Auch die Exportwirtschaft sprach von einer Katastrophe für Großbritannien, Europa und Deutschland. „Es ist bestürzend, dass die älteste Demokratie der Welt uns den Rücken kehrt“, meinte der Chef des Außenhandelsverbandes BGA, Anton Börner. „Die Briten werden die Ersten sein, die unter den wirtschaftlichen Folgen leiden werden.“

Nach Einschätzung der Industrie wird der Brexit sich direkt negativ auf die Wirtschaftsbeziehungen mit dem Vereinigten Königreich auswirken. „Wir erwarten in den kommenden Monaten einen deutlichen Rückgang des Geschäfts mit den Briten. Neue deutsche Direktinvestitionen auf der Insel sind kaum zu erwarten“, sagte der Hauptgeschäftsführer des Industrieverbandes BDI, Markus Kerber. Die Beschäftigten in deutschen Niederlassungen stünden vor unsicheren Zeiten. Besonders betroffen vom Brexit seien die Branchen Auto, Energie, Telekom, Elektronik, Metall, Einzelhandel und Finanzen.

Kurzfristig ist laut DIHK-Chef Schweitzer zu befürchten, dass der Absatz deutscher Produkte in Großbritannien schwächer wird. Sicherlich sei in den nächsten Wochen mit einer weiteren Abwertung des Pfunds zu rechnen. Insgesamt werde der deutsch-britische Handel schwieriger. „Großbritannien muss Handelsverträge weltweit, aber auch mit der EU komplett neu aufsetzen“, sagte er.

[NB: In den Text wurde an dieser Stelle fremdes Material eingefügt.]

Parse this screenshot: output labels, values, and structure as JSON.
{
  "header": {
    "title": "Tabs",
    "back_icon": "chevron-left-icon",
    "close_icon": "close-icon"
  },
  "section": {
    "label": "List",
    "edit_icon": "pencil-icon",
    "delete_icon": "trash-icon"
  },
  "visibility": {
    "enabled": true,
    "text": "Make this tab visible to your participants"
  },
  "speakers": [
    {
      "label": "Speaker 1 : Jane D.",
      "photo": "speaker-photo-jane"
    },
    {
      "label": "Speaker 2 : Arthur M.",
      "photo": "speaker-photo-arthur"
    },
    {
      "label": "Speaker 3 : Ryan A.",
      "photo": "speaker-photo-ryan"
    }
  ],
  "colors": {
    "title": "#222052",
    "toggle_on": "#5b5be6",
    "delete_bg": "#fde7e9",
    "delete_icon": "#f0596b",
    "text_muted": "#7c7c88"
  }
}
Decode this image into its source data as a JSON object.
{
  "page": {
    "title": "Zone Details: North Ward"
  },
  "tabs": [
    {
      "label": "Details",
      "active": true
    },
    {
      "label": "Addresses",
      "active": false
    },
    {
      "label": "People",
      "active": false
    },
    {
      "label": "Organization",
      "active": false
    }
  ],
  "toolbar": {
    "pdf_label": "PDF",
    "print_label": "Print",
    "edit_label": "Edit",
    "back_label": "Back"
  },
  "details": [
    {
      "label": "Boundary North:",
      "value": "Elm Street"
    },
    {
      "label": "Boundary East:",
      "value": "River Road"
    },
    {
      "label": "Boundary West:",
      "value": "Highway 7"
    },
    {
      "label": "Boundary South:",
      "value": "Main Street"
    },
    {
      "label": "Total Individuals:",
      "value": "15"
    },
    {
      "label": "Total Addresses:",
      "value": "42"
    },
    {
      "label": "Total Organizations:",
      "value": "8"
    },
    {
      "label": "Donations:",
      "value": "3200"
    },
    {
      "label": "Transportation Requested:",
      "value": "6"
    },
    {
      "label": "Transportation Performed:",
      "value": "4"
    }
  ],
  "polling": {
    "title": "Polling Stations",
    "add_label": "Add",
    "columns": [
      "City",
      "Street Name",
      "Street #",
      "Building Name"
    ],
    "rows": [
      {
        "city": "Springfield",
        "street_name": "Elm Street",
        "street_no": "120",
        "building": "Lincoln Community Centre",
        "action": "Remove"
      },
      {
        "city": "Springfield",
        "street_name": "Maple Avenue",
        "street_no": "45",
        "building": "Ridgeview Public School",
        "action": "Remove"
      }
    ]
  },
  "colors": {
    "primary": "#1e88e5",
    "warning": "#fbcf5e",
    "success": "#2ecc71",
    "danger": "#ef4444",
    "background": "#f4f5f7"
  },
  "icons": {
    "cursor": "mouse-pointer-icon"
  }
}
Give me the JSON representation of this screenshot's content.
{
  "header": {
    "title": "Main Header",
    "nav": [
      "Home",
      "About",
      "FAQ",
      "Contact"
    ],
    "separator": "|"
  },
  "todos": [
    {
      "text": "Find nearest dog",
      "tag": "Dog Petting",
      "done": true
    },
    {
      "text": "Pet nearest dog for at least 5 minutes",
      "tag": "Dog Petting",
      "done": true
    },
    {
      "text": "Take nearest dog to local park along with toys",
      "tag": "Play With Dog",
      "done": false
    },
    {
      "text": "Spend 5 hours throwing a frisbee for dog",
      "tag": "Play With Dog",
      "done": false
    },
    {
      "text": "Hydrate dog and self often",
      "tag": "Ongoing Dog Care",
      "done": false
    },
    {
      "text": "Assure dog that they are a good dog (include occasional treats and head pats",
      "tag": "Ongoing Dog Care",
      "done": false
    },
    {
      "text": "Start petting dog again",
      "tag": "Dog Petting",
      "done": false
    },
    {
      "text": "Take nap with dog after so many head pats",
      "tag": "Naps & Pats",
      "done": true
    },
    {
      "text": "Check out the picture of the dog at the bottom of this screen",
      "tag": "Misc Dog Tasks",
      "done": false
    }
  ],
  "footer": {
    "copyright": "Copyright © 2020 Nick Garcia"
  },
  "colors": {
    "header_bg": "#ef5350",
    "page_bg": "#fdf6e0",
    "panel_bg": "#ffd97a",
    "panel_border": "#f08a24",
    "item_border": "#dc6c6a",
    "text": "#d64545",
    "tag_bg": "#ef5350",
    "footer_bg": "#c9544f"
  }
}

Die EU-Verträge sehen einen Zeitraum von zwei Jahren vor, um die künftigen Handelsbeziehungen zwischen der EU und dem Vereinigten Königreich zu regeln. Führende Chefvolkswirte von Banken und Versicherungen sowie der Präsident des Wirtschaftsforschungsinstituts Ifo, Clemens Fuest, mahnte an, dass Wirtschaft und Märkte rasch Klarheit bräuchten: „Die Politik muss jetzt alles tun, um den wirtschaftlichen Schaden zu begrenzen.“

Der Direktor des arbeitgebernahen IW-Instituts, Michael Hüther, glaubt nicht, dass die Eurokrise erneut aufbricht. Die Reformen in den Krisenstaaten seien weit genug fortgeschritten, das Finanzsystem habe Risikopuffer aufgebaut und der Austritt Großbritanniens komme „letztlich ohne Überraschungsmoment daher“. Die EU müsse dafür sorgen, dass der der Brexit kein Präzedenzfall für andere Länder werde. „Es darf keine neue Ära des Rosinenpickens anbrechen.“

Die deutschen Banken sind zuversichtlich, dass die Aktienmärkte sich rasch von den Schockwellen des Referendums erholen. „Die Lage an den Finanzmärkten dürfte sich nach dem ersten Schock rasch beruhigen“, sagte der Präsident des Bankenverbandes, Hans-Walter Peters, der dpa. Die Notenbanken hätten zudem alle erforderlichen Vorkehrungen getroffen, um nach dem „schwarzen Freitag“ eingreifen zu können.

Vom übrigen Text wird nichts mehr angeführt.